Golod denkt nach, bevor er antwortet, interessiert sich für sein Gegenüber, spricht druckreif. Ein Bilderbuchjournalist. Aber die Entrüstung über diesen Krieg, die spürt man bei ihm in jedem Satz. Ob er da noch objektiv berichten könne? „Journalismus ist ein Handwerk. Ein guter Journalist macht sich vor Ort ein eigenes Bild, recherchiert und ordnet komplexe Sachverhalte korrekt und verständlich ein. Wer sich mit den Fakten beschäftigt, sieht, dass dieser Krieg von Russland ausgeht. Die Ukraine hat moralisch und juristisch jedes Recht sich selbst zu verteidigen. Es ist kein Zufall, dass sie in dieser Selbstverteidigung von allen Demokraten auf der Welt unterstützt wird.“

Dann erzählt er von der älteren Dame, die zu Fuß in den 16. Stock steigen muss, um sich in ihrer Kiewer Wohnung über einem aus einer alten Konservendose lodernden Feuer Tee zu kochen. „Solche Dinge passieren in einer europäischen Hauptstadt.
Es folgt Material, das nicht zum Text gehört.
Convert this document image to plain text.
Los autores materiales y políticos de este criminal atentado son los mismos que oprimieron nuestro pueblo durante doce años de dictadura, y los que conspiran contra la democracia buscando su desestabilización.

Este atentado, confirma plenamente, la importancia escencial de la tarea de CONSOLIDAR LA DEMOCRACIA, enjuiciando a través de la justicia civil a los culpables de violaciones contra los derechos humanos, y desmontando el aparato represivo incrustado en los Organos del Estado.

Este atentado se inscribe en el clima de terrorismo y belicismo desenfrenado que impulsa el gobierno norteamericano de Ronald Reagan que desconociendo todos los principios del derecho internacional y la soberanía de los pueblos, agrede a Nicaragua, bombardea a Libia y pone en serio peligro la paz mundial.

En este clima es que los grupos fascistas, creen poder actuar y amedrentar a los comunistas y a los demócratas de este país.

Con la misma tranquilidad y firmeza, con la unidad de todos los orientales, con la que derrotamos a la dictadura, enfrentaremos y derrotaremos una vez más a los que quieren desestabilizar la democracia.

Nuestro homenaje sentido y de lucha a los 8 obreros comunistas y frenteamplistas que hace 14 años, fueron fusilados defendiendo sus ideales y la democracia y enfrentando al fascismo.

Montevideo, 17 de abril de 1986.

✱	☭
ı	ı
Weil sich ein Aggressor einfach das nimmt, was er will, ohne Rücksicht auf Verluste“, sagt Vassili Golod. Und fügt hinzu: „Ich schäme mich dafür, dass in Deutschland Menschen, die sich als Demokraten sehen, ernsthaft einseitig die Ukraine zu Friedensverhandlungen auffordern. Nur Russland kann diesen Angriffskrieg beenden. Und zwar jederzeit.“

„Ukraine – Krieg im Leben“, Vassili Golods 45-minütige Reise durch ein Land im Kriegszustand, führt ihn unter anderem zurück in seine Geburtsstadt Charkiw. Sie finden sie in der ARD-Mediathek.